Thursday, January 21, 2010

Good Old Fashioned Thrashing

I parked my tractor at 10AM. That's late for this season...I had a vague realization that felt like déjà vu...MuscleHead Memory call it. Last night we enjoyed the tail end of the third of five winter storms that are blasting the High Sierra this week. Thanks to BR350 power, we got lots of corduroy laid down across the Mountain and we had all the mission-critical digging done before sunrise!

That vague, MuscleHead Memory goes way back to when I was barely past Rookie Status. Back in the early 80's we had some similar Storm Sieges...weeks-long periods of hammering blizzards, that dumped copious amounts of snow on the High Sierra people who fought together valiantly to stay ahead of the burgeoning snowfall. This was the when I learned to pace myself...to mete out my effort so as not to shortchange the Mountain while saving enough in reserve so I could keep my own life ahead of the game. You learn to keep a lid on your emotions, so your reserves aren't wasted on non-essential pursuits, so those reserves are available when push comes to shove.
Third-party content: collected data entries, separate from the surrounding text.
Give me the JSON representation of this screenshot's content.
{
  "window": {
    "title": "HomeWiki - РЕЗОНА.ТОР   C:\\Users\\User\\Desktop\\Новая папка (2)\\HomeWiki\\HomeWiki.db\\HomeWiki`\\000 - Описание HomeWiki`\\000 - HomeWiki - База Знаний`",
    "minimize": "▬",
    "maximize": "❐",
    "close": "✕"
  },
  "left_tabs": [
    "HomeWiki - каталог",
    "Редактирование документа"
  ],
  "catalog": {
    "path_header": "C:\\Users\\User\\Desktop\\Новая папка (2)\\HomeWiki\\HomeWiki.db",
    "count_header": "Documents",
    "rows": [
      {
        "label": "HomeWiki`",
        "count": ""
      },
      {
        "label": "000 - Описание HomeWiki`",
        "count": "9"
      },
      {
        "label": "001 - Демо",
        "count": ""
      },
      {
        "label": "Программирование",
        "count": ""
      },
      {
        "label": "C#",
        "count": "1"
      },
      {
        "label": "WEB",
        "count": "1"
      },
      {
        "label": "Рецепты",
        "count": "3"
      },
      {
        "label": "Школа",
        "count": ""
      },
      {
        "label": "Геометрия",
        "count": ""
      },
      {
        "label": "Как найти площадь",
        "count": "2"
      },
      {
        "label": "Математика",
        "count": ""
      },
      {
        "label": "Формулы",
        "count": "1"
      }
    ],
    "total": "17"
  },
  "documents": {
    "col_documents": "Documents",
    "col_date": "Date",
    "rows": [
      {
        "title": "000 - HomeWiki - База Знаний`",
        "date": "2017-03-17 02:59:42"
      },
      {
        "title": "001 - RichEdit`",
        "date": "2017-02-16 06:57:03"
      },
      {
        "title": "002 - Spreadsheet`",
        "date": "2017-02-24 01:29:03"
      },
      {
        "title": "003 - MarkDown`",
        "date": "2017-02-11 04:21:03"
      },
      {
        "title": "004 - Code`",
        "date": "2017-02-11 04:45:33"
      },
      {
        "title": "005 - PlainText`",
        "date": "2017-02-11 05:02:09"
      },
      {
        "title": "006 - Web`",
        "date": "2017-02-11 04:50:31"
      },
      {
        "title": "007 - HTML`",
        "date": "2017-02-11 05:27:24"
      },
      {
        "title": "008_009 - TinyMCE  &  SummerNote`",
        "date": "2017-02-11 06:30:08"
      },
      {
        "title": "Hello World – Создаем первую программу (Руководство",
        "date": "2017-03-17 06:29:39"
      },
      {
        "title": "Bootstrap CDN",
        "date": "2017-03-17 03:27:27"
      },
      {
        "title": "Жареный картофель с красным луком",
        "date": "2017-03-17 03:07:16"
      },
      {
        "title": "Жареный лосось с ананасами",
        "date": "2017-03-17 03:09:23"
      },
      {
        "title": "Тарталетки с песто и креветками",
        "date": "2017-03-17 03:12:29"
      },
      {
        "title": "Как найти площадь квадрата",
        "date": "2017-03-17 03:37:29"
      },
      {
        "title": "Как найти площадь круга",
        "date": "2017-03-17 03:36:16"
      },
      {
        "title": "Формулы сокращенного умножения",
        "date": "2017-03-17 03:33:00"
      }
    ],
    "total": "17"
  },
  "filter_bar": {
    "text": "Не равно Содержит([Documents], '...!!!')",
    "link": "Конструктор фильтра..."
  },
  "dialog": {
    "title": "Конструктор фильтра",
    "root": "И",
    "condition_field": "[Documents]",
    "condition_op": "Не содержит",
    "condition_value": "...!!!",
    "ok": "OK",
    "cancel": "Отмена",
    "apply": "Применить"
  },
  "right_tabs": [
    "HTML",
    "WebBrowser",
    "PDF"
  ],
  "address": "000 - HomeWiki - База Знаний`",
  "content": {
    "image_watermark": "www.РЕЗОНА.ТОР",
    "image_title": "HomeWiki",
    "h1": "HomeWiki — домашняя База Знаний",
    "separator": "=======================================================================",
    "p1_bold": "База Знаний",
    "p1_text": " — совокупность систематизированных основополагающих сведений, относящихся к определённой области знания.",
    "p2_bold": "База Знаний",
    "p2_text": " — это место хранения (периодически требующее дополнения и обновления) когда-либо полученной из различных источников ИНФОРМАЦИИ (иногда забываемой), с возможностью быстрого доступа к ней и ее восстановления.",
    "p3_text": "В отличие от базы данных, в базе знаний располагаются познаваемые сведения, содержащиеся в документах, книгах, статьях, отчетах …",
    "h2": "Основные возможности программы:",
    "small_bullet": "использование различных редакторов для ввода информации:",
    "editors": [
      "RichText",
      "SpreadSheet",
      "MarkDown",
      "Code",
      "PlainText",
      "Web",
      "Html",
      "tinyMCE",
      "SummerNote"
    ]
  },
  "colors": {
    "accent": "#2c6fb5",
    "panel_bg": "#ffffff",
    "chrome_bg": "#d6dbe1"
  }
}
Having a whole fleet of modern BR350 grooming machines certainly makes the whole endeavor easier...these cats have more gumption than anything we ran twenty-something years ago... geometrically more!

Modern technology makes the struggle at home that much easier, too. Modern Honda Snowblowers make quick work of blowing the snow outta the driveway...moving tons of snow hourly, where back in the day it was done with a snow shovel. There's no way to conserve your energy when you're shoveling snow after working 12+ hours behind the sticks!

Up to the second information gathering allows much better planning at work and home. A quick scan of the latest radar images lets me decide how early I need to get out the door on worknights...allowing for extra time to blow the driveway, extra time on the road when I have to take the Interstate during Chain Controls instead of the Old Highway which gets closed during big storms by the CHP.

All the tech and planning fall to the wayside once I'm in my cat, going toe to toe with Mother Nature. One the mountain, during the battle it's just parry and thrust, action and reaction...hours become minutes and days grow longer...

The Winter of 83-84 was epic on the Mountain. My shifts averaged 14 hours between January and April! We took refuge in the Yucatan in May. It was funny, we ran into some other groomers down there...decompressing and getting a solar recharge, too.